El Mercado de Usera, uno de esos mercados de barrio que han acompañado a varias generaciones en el sur de Madrid, ha echado el cierre por sorpresa. La noticia ha corrido rápido por el distrito y ha encendido todas las alarmas: ¿qué pasa con los puestos?, ¿por qué se ha cerrado así?, ¿vuelve o es un adiós definitivo?
La respuesta la ha anunciado el propio mercado en sus redes sociales: se trata de un cierre temporal para continuar con las obras que ya habían arrancado hace unos meses en el edificio. El mercado no desaparece; se detiene para poder avanzar con una reforma de gran envergadura.
Un cierre que sorprende… y una obra que obliga

Desde la gestión del mercado han querido explicar que la decisión se ha tomado siguiendo el criterio técnico de los profesionales que la dirigen. Arquitectos e ingenieros trabajan cada día para que la rehabilitación salga adelante de la mejor manera posible y, en ese contexto, mantener la actividad mientras se ejecutan determinados trabajos ha dejado de ser viable y seguro.
Por eso el cierre ha sido de un día para otro: cuando la obra entra en una fase en la que no se puede compatibilizar con el funcionamiento normal del mercado, la prioridad pasa a ser hacer las cosas bien, aunque duela en el corto plazo.

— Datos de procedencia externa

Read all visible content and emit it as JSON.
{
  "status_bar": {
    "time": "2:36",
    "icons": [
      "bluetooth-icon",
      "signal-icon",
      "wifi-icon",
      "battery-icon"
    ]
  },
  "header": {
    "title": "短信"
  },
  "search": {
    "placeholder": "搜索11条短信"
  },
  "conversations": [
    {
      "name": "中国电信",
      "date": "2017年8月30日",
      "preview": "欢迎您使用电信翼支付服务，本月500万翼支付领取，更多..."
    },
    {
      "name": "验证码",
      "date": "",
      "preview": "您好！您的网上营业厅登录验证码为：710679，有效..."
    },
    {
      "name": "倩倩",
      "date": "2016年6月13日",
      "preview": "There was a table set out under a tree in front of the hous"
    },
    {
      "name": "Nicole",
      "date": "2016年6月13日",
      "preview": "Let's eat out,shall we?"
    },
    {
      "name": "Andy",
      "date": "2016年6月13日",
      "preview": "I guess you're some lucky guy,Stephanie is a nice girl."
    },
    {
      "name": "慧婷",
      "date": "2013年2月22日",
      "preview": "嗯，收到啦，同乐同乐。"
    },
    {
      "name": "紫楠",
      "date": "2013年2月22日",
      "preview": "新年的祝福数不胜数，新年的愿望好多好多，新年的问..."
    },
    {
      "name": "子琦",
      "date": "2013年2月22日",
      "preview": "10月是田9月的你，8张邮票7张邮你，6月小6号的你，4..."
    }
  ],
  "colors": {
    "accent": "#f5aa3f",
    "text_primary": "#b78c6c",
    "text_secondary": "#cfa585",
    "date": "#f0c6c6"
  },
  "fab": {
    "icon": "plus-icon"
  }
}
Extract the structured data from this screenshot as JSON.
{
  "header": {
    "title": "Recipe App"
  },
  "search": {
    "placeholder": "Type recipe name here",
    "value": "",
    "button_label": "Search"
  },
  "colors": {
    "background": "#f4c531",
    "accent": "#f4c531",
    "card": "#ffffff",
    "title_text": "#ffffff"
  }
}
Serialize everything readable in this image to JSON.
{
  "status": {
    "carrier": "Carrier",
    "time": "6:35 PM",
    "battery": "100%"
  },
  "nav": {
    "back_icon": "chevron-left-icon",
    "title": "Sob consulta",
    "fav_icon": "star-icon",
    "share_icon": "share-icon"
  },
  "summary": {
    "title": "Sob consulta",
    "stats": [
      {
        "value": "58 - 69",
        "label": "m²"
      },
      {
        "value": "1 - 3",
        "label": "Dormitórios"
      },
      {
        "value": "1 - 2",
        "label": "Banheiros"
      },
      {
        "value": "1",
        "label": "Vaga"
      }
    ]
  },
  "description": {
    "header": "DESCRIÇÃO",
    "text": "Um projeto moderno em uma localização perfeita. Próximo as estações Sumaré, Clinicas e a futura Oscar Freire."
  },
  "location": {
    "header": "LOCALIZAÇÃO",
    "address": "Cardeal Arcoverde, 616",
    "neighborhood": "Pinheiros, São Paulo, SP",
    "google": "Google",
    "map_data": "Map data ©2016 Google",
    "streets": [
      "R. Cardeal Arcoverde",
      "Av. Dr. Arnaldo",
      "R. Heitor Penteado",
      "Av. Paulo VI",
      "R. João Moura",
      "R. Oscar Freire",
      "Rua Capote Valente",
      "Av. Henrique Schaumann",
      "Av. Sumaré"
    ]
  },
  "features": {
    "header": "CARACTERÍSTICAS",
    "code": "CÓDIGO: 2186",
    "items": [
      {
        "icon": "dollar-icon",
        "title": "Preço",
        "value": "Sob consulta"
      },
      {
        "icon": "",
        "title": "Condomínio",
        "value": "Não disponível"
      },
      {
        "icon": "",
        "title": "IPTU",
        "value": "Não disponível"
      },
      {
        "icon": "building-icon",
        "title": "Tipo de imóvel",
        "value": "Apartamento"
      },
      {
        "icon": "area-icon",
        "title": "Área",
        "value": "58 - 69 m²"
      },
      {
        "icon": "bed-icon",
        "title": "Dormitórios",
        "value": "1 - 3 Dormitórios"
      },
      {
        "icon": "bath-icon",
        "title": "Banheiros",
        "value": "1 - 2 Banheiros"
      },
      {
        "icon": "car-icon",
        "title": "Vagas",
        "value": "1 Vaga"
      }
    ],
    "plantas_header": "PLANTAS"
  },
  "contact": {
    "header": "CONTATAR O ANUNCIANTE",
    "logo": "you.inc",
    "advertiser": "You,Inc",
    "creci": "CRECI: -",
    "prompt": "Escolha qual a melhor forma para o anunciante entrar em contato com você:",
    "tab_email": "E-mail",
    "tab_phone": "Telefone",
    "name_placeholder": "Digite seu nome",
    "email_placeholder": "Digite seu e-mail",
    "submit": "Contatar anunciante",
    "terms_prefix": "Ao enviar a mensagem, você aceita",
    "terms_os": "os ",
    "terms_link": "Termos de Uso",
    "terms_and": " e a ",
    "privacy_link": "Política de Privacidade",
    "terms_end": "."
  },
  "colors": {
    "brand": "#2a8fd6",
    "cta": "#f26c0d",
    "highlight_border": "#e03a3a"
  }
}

En cuanto han empezado a circular las noticias del cierre, muchos vecinos han llamado, se han interesado por los comerciantes, han preguntado por el futuro de “su” mercado y han compartido preocupación y cariño.
En este respaldo, en un contexto donde los mercados municipales a veces parecen perder peso frente a las grandes superficies, Usera demuestra que sigue habiendo un vínculo fuerte entre este tipo de espacios y la comunidad que los rodea.
El cierre temporal del Mercado de Usera abre muchas preguntas prácticas, pero lo que está claro es que no se está desmontando el mercado, se está preparando su siguiente etapa.